1. What Private Link solves
- Eliminates public endpoints for the Kumo UI/API; users and automation connect through a Private Link/PSC endpoint inside your network.
- Keeps training and graph processing off the public internet: data is streamed over Private Link to Kumo-managed compute, processed in-memory/ephemeral storage, and discarded when the job finishes.
- Simplifies operations compared to fully air-gapped installs: Kumo hosts and maintains the control plane and compute services that you consume privately.
2. Architecture and isolation
Each customer receives a dedicated environment with two clear zones on AWS, GCP, or Azure:- Customer zone (your VPC/VNet): Your data sources/destinations (warehouses, lakes, buckets) remain in your account. You own service accounts/roles and can restrict access paths to Private Link/PSC endpoints only.
- Kumo-managed zone: Control plane (UI, API, scheduler) and data plane (Spark, GPUs for training, graph engine) are hosted by Kumo. These services are reachable only via Private Link/Private Service Connect endpoints you create in your account/subscription. Data pulled for processing is kept in ephemeral storage with 0-day retention.
3. Identity and console access
- SSO via SAML or OIDC is required; MFA and device posture remain enforced by your IdP.
- Roles in Kumo are mapped to IdP groups; SCIM/JIT provisioning is available for lifecycle automation.
- Administrative access for Kumo support is optional and can be restricted to your VDI or vendor laptops during onboarding.
4. Data flow and protection
The principle remains: your primary data stays in your platforms.- Kumo connects to your warehouses/lakes (Snowflake, Databricks, BigQuery, S3, others) using least-privilege service accounts you own. Connector guides list the exact permissions.
- Training and scoring execute on Kumo-managed compute; data is streamed over Private Link/PSC, processed in-memory/ephemeral volumes, and dropped after the job completes (0-day retention). Outputs are written back to destinations you configure (tables, buckets, or downstream apps).
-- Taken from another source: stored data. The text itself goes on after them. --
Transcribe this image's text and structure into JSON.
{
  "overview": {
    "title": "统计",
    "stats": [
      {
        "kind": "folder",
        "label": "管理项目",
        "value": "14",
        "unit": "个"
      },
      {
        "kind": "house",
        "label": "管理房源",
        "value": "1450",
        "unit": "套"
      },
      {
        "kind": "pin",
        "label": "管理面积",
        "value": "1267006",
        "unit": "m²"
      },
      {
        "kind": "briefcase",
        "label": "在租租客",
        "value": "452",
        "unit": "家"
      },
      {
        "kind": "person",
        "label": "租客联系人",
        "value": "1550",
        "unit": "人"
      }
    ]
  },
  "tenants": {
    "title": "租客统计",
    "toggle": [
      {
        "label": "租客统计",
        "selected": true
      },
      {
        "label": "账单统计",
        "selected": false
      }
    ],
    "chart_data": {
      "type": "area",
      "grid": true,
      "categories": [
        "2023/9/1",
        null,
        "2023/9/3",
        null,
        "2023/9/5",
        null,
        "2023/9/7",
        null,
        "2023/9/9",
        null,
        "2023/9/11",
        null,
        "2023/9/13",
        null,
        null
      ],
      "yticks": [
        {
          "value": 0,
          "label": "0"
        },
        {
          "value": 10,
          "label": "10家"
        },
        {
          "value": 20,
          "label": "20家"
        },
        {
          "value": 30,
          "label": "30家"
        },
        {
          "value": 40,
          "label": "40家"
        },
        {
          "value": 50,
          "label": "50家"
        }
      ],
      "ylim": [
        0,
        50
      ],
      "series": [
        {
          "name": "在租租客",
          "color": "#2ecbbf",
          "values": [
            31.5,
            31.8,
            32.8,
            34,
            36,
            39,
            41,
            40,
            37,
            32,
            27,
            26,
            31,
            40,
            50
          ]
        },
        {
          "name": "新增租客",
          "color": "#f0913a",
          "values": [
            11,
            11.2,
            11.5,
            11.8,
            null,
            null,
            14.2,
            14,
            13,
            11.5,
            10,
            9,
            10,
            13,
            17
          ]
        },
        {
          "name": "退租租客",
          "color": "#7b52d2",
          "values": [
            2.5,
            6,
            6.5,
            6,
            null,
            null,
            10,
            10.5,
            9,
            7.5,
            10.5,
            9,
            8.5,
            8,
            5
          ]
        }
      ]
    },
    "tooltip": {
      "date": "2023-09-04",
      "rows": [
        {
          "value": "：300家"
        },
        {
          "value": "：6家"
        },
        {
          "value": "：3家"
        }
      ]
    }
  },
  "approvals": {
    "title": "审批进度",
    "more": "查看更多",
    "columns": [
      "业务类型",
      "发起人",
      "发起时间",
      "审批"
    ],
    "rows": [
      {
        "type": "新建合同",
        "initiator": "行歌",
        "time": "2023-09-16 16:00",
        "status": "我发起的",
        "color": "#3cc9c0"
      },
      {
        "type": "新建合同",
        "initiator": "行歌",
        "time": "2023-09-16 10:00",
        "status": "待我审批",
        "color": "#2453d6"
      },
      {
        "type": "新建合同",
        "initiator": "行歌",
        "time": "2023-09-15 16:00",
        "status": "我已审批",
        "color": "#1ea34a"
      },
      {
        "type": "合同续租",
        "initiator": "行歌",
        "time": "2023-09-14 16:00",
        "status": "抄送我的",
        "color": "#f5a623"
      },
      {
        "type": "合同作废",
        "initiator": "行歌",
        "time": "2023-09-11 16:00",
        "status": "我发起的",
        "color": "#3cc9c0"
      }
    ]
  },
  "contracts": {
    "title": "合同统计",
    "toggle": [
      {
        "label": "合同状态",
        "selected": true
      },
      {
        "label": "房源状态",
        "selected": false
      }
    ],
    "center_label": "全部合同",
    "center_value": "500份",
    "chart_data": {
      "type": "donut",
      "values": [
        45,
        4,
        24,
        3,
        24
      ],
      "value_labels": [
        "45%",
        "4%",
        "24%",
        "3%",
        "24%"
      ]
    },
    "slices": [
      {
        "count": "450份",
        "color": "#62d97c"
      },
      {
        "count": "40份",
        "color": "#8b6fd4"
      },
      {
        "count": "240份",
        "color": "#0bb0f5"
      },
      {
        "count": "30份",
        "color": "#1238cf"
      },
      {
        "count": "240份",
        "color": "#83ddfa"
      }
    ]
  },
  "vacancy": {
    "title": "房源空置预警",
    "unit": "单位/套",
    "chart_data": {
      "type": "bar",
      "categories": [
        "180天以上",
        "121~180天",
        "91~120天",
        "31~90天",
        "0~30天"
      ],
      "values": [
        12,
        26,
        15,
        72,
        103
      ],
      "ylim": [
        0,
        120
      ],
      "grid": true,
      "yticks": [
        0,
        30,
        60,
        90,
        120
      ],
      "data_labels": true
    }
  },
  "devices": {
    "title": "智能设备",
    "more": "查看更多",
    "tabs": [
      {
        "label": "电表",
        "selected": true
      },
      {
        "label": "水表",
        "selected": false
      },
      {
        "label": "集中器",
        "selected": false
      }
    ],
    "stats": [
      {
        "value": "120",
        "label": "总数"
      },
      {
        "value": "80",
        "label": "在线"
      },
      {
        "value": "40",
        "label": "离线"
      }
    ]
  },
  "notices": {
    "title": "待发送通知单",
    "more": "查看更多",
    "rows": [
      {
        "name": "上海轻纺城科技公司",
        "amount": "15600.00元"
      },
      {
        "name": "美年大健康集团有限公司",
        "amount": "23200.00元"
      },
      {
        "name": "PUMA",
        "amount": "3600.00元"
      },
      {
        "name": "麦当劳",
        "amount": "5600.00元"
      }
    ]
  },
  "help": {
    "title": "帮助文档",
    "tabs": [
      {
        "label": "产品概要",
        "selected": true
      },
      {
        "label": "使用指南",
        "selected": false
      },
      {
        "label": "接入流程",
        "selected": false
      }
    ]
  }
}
- All control plane ↔ data plane communication uses TLS over Private Link/PSC. Secrets and artifacts are encrypted at rest in your storage/KMS when written back; Customer-Managed Keys are supported if you want to bring your own KMS keys. Direct file upload can be disabled if you want sources only from your systems.
5. Connectivity and dependencies
- Required endpoints: Private Link/PSC endpoints for the Kumo control plane.
- No outbound egress to the public internet: Kumo reads your data only through the Private Link/PSC endpoints, and your users/employees access Kumo only through those same private endpoints.
6. Installation flow and customer responsibilities
- Create Private Link/PSC endpoints and network rules so that: (1) Kumo can reach your data warehouses/lakes that hold the relational data for model building, and (2) your employees can access the Kumo UI/API (including SDK) via your corporate network/VDI.
- Configure SSO, network policies, and logging/metrics destinations. Service accounts/roles for each data platform should follow the connector guides.
- Validate end-to-end with a smoke test: ingest → train → score, confirming traffic stays on Private Link paths and is not retained after execution.
7. Operations and lifecycle
- Upgrades are delivered by Kumo to the hosted control plane and data plane; compute nodes pull signed images over Private Link/PSC. No public egress is needed for updates, and no job data is retained after runs.
- Support access is time-bounded and can be provided via your VDI/vendor laptop pattern if you want installation assistance or ongoing maintenance.